JeyKelly commented 3 years ago

@nquesada I have managed to apply measurements of both the Fock and threshold method giving what sounds to me like reasonable outcomes (consistent with other backends, except for Fock states that have odd weights), but I'm unsure how to update the state post-measurement. I've seen that certain measurement methods of other backends refer to their self.circuit methods instead of the backend methods that are being pointed to in the ops.py file (i.e self.circuit.measure_fock in the measure_fock of the Fock backend), and these usually update their state array. I wasn't too familiar with the way private methods are declared in python (putting the "" prefix seems to be the way to do this, if I understand), and in this specific case it seems to me that the "_state" method isn't defined in the circuit.py files.
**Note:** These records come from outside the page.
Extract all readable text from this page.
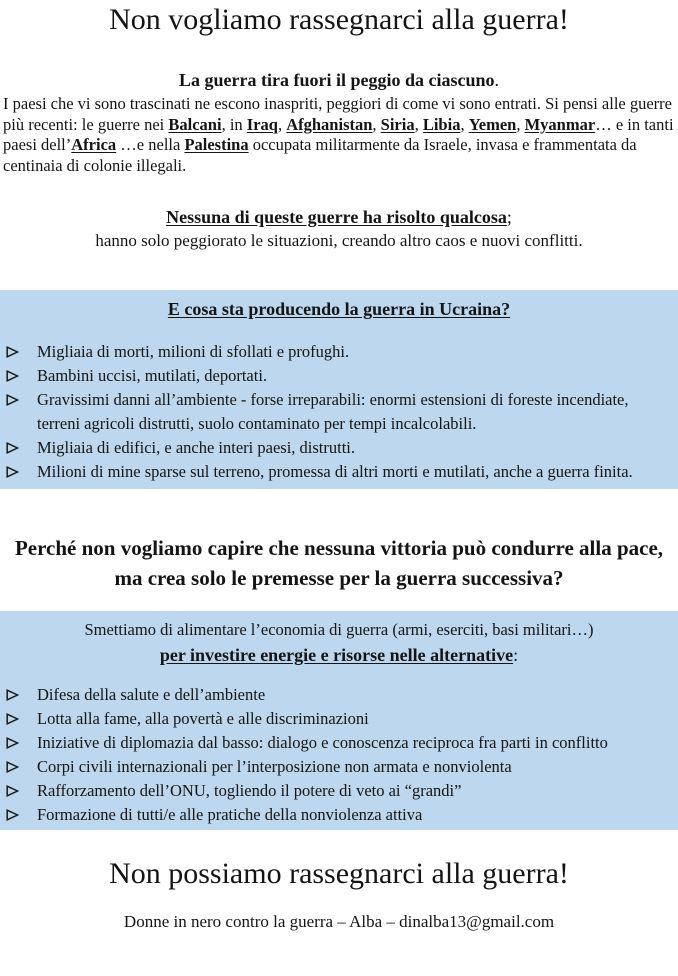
Non vogliamo rassegnarci alla guerra!

La guerra tira fuori il peggio da ciascuno.

I paesi che vi sono trascinati ne escono inaspriti, peggiori di come vi sono entrati. Si pensi alle guerre più recenti: le guerre nei Balcani, in Iraq, Afghanistan, Siria, Libia, Yemen, Myanmar… e in tanti paesi dell’Africa …e nella Palestina occupata militarmente da Israele, invasa e frammentata da centinaia di colonie illegali.

Nessuna di queste guerre ha risolto qualcosa;

hanno solo peggiorato le situazioni, creando altro caos e nuovi conflitti.

E cosa sta producendo la guerra in Ucraina?
Migliaia di morti, milioni di sfollati e profughi.
Bambini uccisi, mutilati, deportati.
Gravissimi danni all’ambiente - forse irreparabili: enormi estensioni di foreste incendiate, terreni agricoli distrutti, suolo contaminato per tempi incalcolabili.
Migliaia di edifici, e anche interi paesi, distrutti.
Milioni di mine sparse sul terreno, promessa di altri morti e mutilati, anche a guerra finita.
Perché non vogliamo capire che nessuna vittoria può condurre alla pace, ma crea solo le premesse per la guerra successiva?

Smettiamo di alimentare l’economia di guerra (armi, eserciti, basi militari…)

per investire energie e risorse nelle alternative:

Difesa della salute e dell’ambiente
Lotta alla fame, alla povertà e alle discriminazioni
Iniziative di diplomazia dal basso: dialogo e conoscenza reciproca fra parti in conflitto
Corpi civili internazionali per l’interposizione non armata e nonviolenta
Rafforzamento dell’ONU, togliendo il potere di veto ai “grandi”
Formazione di tutti/e alle pratiche della nonviolenza attiva
Non possiamo rassegnarci alla guerra!

Donne in nero contro la guerra – Alba – dinalba13@gmail.com
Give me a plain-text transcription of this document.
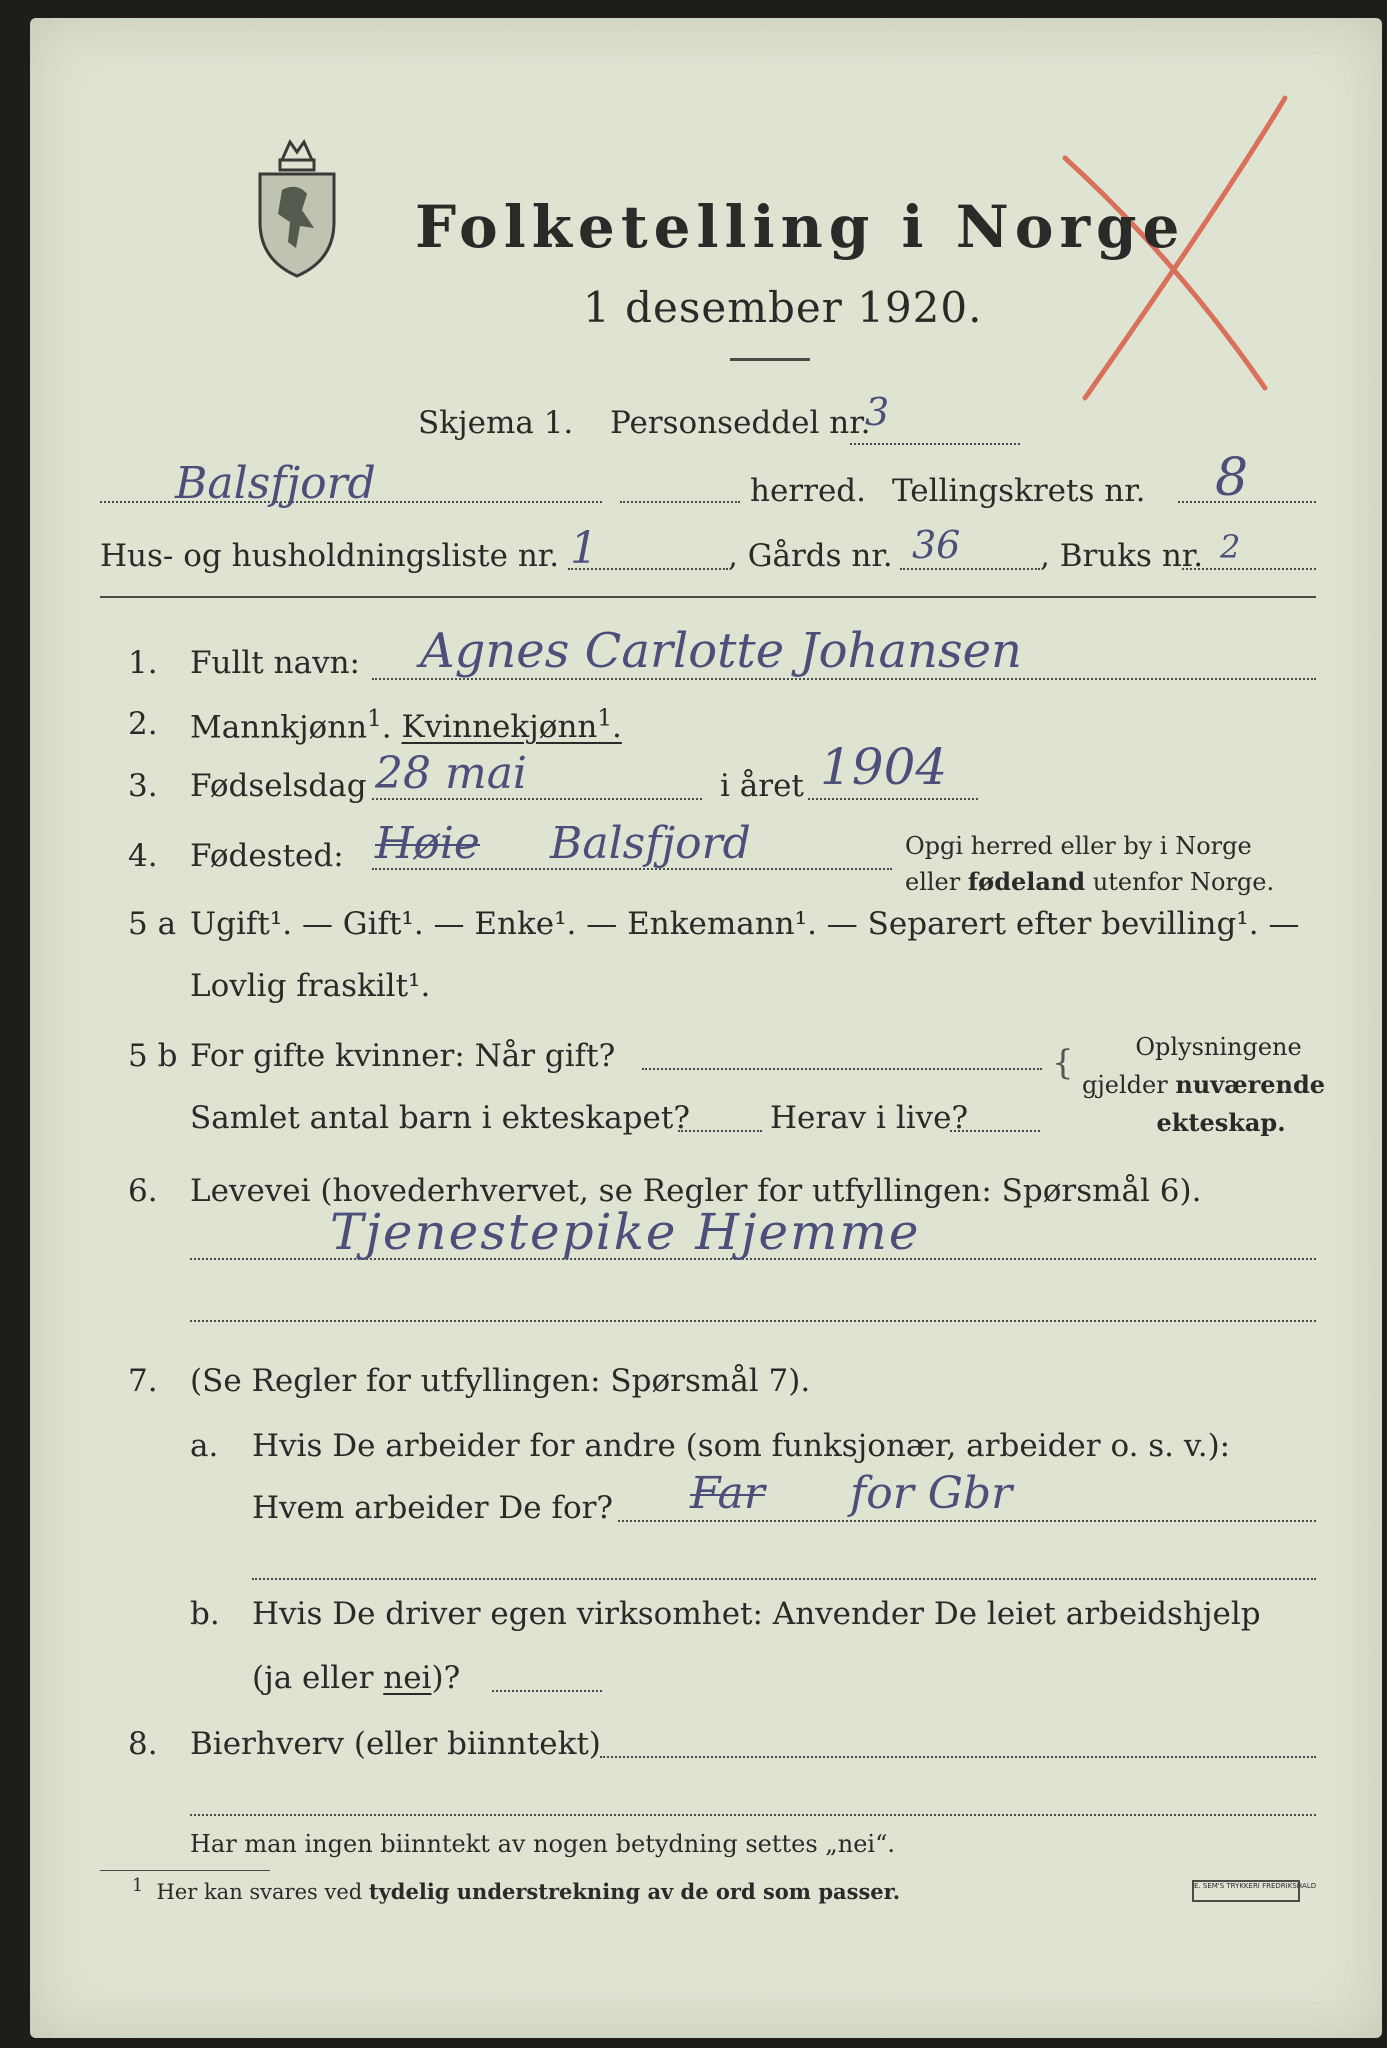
Folketelling i Norge
1 desember 1920.
Skjema 1. Personseddel nr.
3
Balsfjord	herred. Tellingskrets nr. 8
Hus- og husholdningsliste nr. 1	, Gårds nr. 36	, Bruks nr. 2
1. Fullt navn: Agnes Carlotte Johansen
2. Mannkjønn$^1$. Kvinnekjønn$^1$.
3. Fødselsdag 28 mai	i året 1904
4. Fødested: Høie Balsfjord	Opgi herred eller by i Norge
eller fødeland utenfor Norge.
5 a Ugift¹. — Gift¹. — Enke¹. — Enkemann¹. — Separert efter bevilling¹. —
Lovlig fraskilt¹.
5 b For gifte kvinner: Når gift?
Samlet antal barn i ekteskapet?	Herav i live?
{	Oplysningene
gjelder nuværende
ekteskap.
6. Levevei (hovederhvervet, se Regler for utfyllingen: Spørsmål 6).
Tjenestepike Hjemme
7. (Se Regler for utfyllingen: Spørsmål 7).
a. Hvis De arbeider for andre (som funksjonær, arbeider o. s. v.):
Hvem arbeider De for? Far for Gbr
b. Hvis De driver egen virksomhet: Anvender De leiet arbeidshjelp
(ja eller nei)?
8. Bierhverv (eller biinntekt)
Har man ingen biinntekt av nogen betydning settes „nei“.
$^1$ Her kan svares ved tydelig understrekning av de ord som passer.	E. SEM'S TRYKKERI FREDRIKSHALD
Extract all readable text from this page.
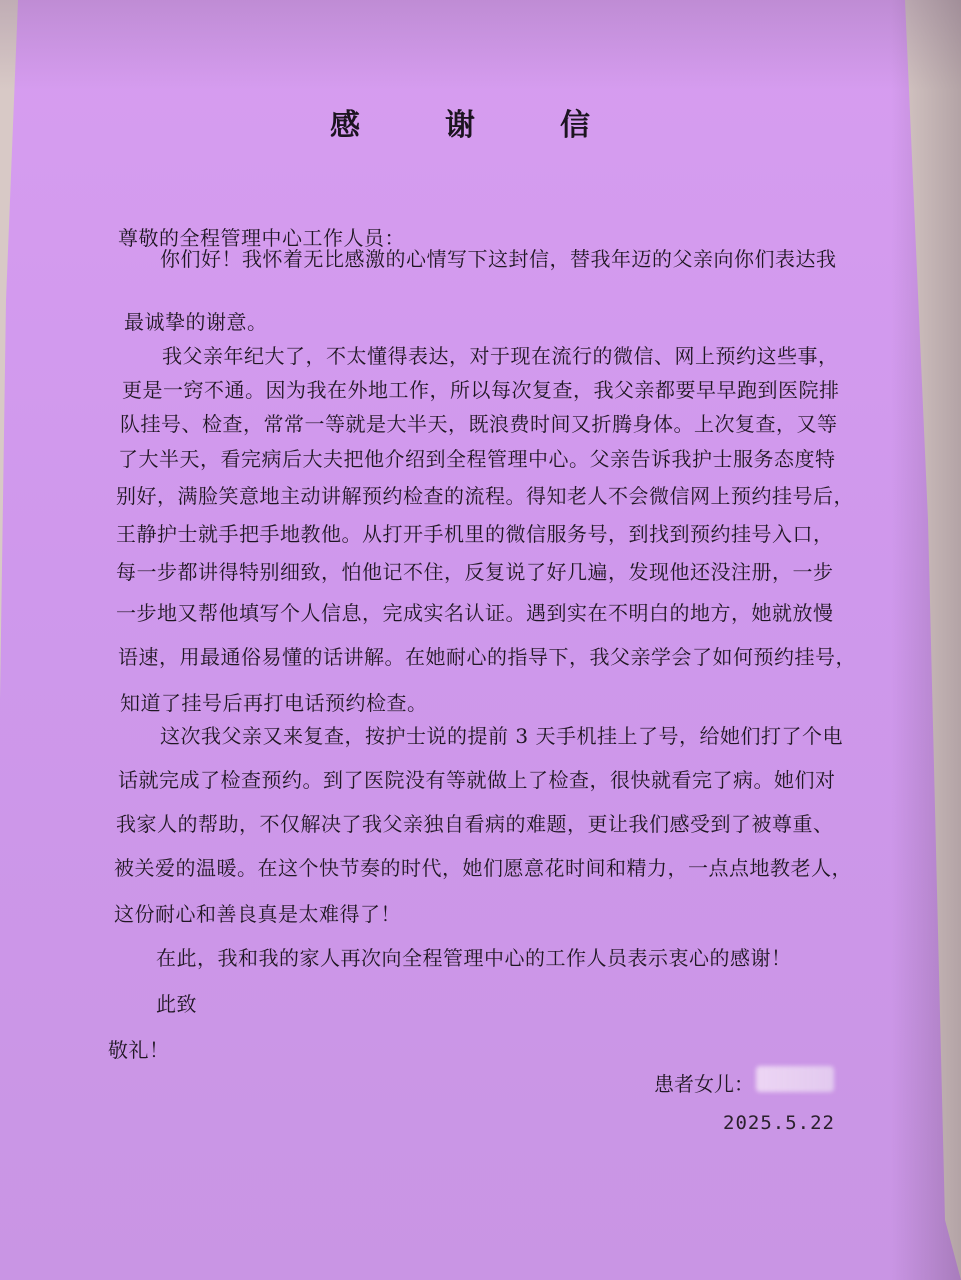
感	谢	信
尊敬的全程管理中心工作人员：
你们好！我怀着无比感激的心情写下这封信，替我年迈的父亲向你们表达我
最诚挚的谢意。
我父亲年纪大了，不太懂得表达，对于现在流行的微信、网上预约这些事，
更是一窍不通。因为我在外地工作，所以每次复查，我父亲都要早早跑到医院排
队挂号、检查，常常一等就是大半天，既浪费时间又折腾身体。上次复查，又等
了大半天，看完病后大夫把他介绍到全程管理中心。父亲告诉我护士服务态度特
别好，满脸笑意地主动讲解预约检查的流程。得知老人不会微信网上预约挂号后，
王静护士就手把手地教他。从打开手机里的微信服务号，到找到预约挂号入口，
每一步都讲得特别细致，怕他记不住，反复说了好几遍，发现他还没注册，一步
一步地又帮他填写个人信息，完成实名认证。遇到实在不明白的地方，她就放慢
语速，用最通俗易懂的话讲解。在她耐心的指导下，我父亲学会了如何预约挂号，
知道了挂号后再打电话预约检查。
这次我父亲又来复查，按护士说的提前 3 天手机挂上了号，给她们打了个电
话就完成了检查预约。到了医院没有等就做上了检查，很快就看完了病。她们对
我家人的帮助，不仅解决了我父亲独自看病的难题，更让我们感受到了被尊重、
被关爱的温暖。在这个快节奏的时代，她们愿意花时间和精力，一点点地教老人，
这份耐心和善良真是太难得了！
在此，我和我的家人再次向全程管理中心的工作人员表示衷心的感谢！
此致
敬礼！
患者女儿：
2025.5.22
In fact, I can't find it declared anywhere, even when I try to look at the call stack to see where the function comes from.

I imagine that I could simply use a circuit class method and update self._state according to measurement outcomes (i.e if I measure no click in the threshold measurement, I have a vacuum state in my channel), however I wouldn't understand what is going on in the back. Do you think you could help understand of how the state in the channel is manipulated in the program?

Also, regarding this:

If on the other hand you get a click, you need to double the number of weights/covs/means.

I can imagine that if I get no click, I simply project the mode on vacuum, however I'm not too sure what happens when it does click. By checking the section IV C) of this : https://arxiv.org/pdf/2103.05530.pdf, it seems to me like I should be expecting the outcome density matrix of a click to be the sum of a thermal and vacuum Gaussian state (edit: for a Fock state). How would this translate to doubling the weights/covs/means like you've mentioned?

josh146 commented 3 years ago

@JeyKelly, while waiting for @nquesada to reply, perhaps you could create a work-in-progress PR with your currently modified branch? That way, we can more closely see your working code, and you can tag us for questions 🙂

When making the PR, simply prepend the title with [WIP].

sduquemesa commented 2 years ago

Hi All! I'm closing this issue as all the related pull requests are closed. If this is not yet solved feel free to reopen this issue.